在這座大型兵工廠裏,原銀基加工廠縮在廠區東北的一個角落裏,僅占了不到十分之一的地方。過去的加工廠,現在成了兵工廠一個小小的鑄造車間。而就在這個小小的車間外麵,也同樣有日本兵把守。同時,還有一隊四處走動的巡邏兵,他們時刻注視著這裏的動靜。

路一辛從雞冠山死裏逃生回來,便回到了兵工廠。

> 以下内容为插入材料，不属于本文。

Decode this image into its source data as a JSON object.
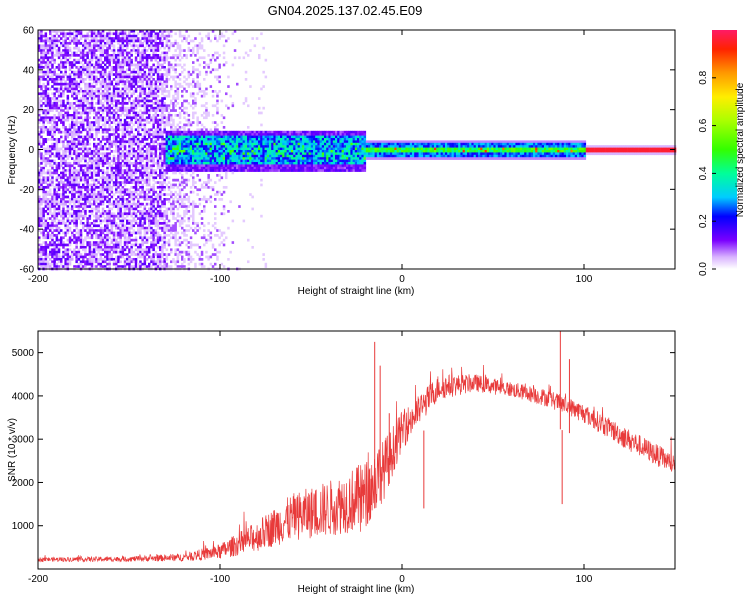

而這個時候,本莊繁的視察已經結束了……

雖然是在自己家中,黑銀基也不得不提防隔牆有耳,再怎麽心裏焦急也得小心地把聲音放輕了:“路管家,我們讓日本人看管得這麽死,你那個朋友要是進不來,可怎麽辦?”

“東家,不要著急。”路一辛給自己到了一杯茶,一口氣喝了下去。

“兵工廠明天就要開工生產了,萬一這炮彈運出去了,怎麽辦?”

路一辛告訴黑銀基,他已經找到了朋友,朋友也答應幫忙。

“隻要把生產出來的炮彈破壞掉,就不怕那些東西被日本人用來殺害我們自己的同胞了。”

“東家,你老人家就放心吧。”

聽到路一辛這樣肯定的話後,黑一江總算放下了一顆心。但是,聯想到白天見到的情形,黑銀基還是有些擔憂。

“東家,你別擔心。”路一辛連忙拍拍老人的背:“我想應該是沒有問題的。”

“想到我可能要用自己這雙手殺害我自己的同胞,就連覺都睡不安穩。老做夢有人罵我是漢奸,還有人來向我索命……我這次可是真的把這條老命交給你了,路管家。”

路一辛笑了笑,將聲音又壓低了些,“東家,你放心,我那個朋友已經把地道挖到了兵工廠的材料庫裏了。材料庫和彈藥庫隻有一牆之隔,你生產多少,他保證給你解決多少。”

黑銀基驚喜地抓住路一辛的手,激動地問:“路管家,你說的是真的?”

“是真的。”

“可是能不能來得及啊?就怕……”

“他們的地道已經挖到材料庫的地下了,現在,就差和庫房的連接了。”路一辛笑道。

黑銀基詫異地看著路一辛,突然,他緊張地往窗口那邊看了看。其實,窗戶早已經關嚴了,外麵的人什麽動靜也聽不到。他這才小心翼翼地伸出手來,在路一辛眼皮下比劃了一個八字,“你是這個?”

路一辛搖頭笑道,“不是。”

黑銀基不信,仍然充滿懷疑地盯著路一辛,“那你為什麽要做這件事呢?”

路一辛笑道:“自從我勸你不要得罪日本人的那個時候起,我們就開始行動了。因為,我和老東家一樣都是中國人,也不願看著自己生產的炮彈去打自己人。”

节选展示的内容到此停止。